Sky would be forced to retune customers' decoders as a result of the decision - a major logistical exercise - which is why it was prepared to sacrifice a channel for MTS.
A Cabinet committee gave the proposal - which MTS believes would save it several million dollars and enable it to simply flick a switch to go on air - the thumbs-down on Wednesday.
Yesterday, sources said the Cabinet was expected to formally reject the deal on Monday.
The Government decided early this year that MTS would go to air using a combination of the UHF transmission platform of Broadcast Communications Ltd (BCL) and Sky's digital service.
MTS had been engaged in a lengthy campaign pushing for a transmission deal with CanWest instead - which required Government approval because it involved a frequency swap.
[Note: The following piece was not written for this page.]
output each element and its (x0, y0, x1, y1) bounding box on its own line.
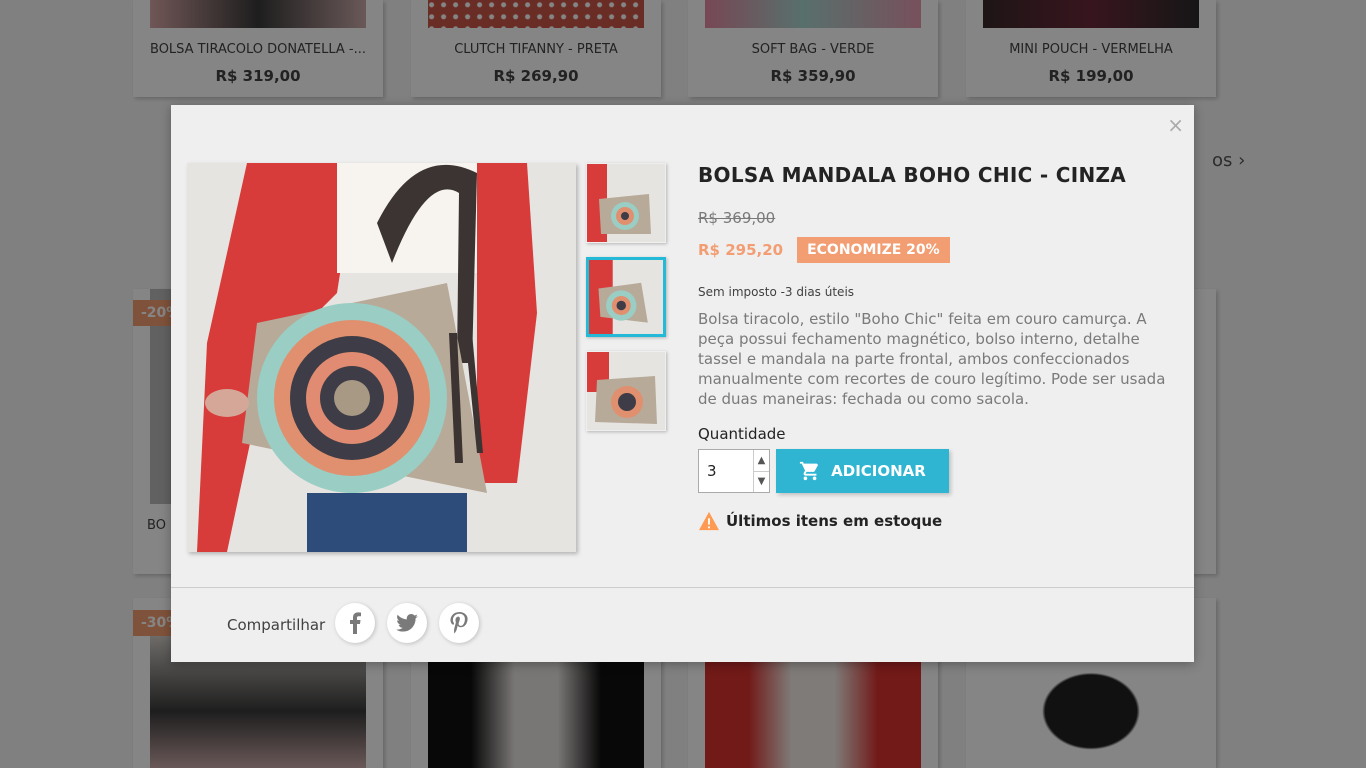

The Government gave MTS an annual operational funding increase at the same time, which MTS had also been involved in a long battle over.
MTS put the new proposal to the Government several weeks ago.
The then MTS chief executive, Derek Fox, refused to disclose details of the deal at that time and would not say whether MTS needed the Government's approval to proceed, saying only that it wanted the support of its stakeholders.
The Herald understands MTS has a legal opinion that it does not need Government approval.
Finance Minister Michael Cullen, in charge of MTS with Maori Affairs Minister Parekura Horomia, refused yesterday to comment on the proposal, other than to say the Government's approval was necessary.
"The position is that if the purpose of the additional funding allocated in January is to be changed Cabinet approval is required.
"The Government's advice is that this would include decisions over the broadcasting platform."
BCL is desperate not to lose the revenue MTS would bring it and Dr Cullen and Broadcasting Minister Steve Maharey are understood to be sympathetic to that view.
MTS believes it is not its job to prop up BCL.
At issue now is whether MTS will challenge the Government's assertion that it has the right to veto its plans. An MTS spokeswoman said yesterday that MTS would not comment until it had a formal response from the Government.
Sky, meanwhile, is again pushing for the Government to put MTS to air on what it says are unused Horizon Pacific frequencies owned by TVNZ - a proposal understood to have been already floated by MTS, but rejected.
Sky has been squatting on the four frequencies set aside for Maori television in 1989 which will be used under the BCL arrangement.
When Sky realised the Government was set to reject the CanWest deal, it began warning of major interference problems with the supposedly reserved frequencies.
Sky told the Government that while it was prepared to move off the frequencies, and retune its decoders, there were hundreds of thousands of households which had PlayStations and televisions tuned in through VCRs on those frequencies which would also suffer interference problems if MTS went to air on them.
Sky spokesman Tony O'Brien yesterday stood by Sky's earlier warnings. BCL refused to comment.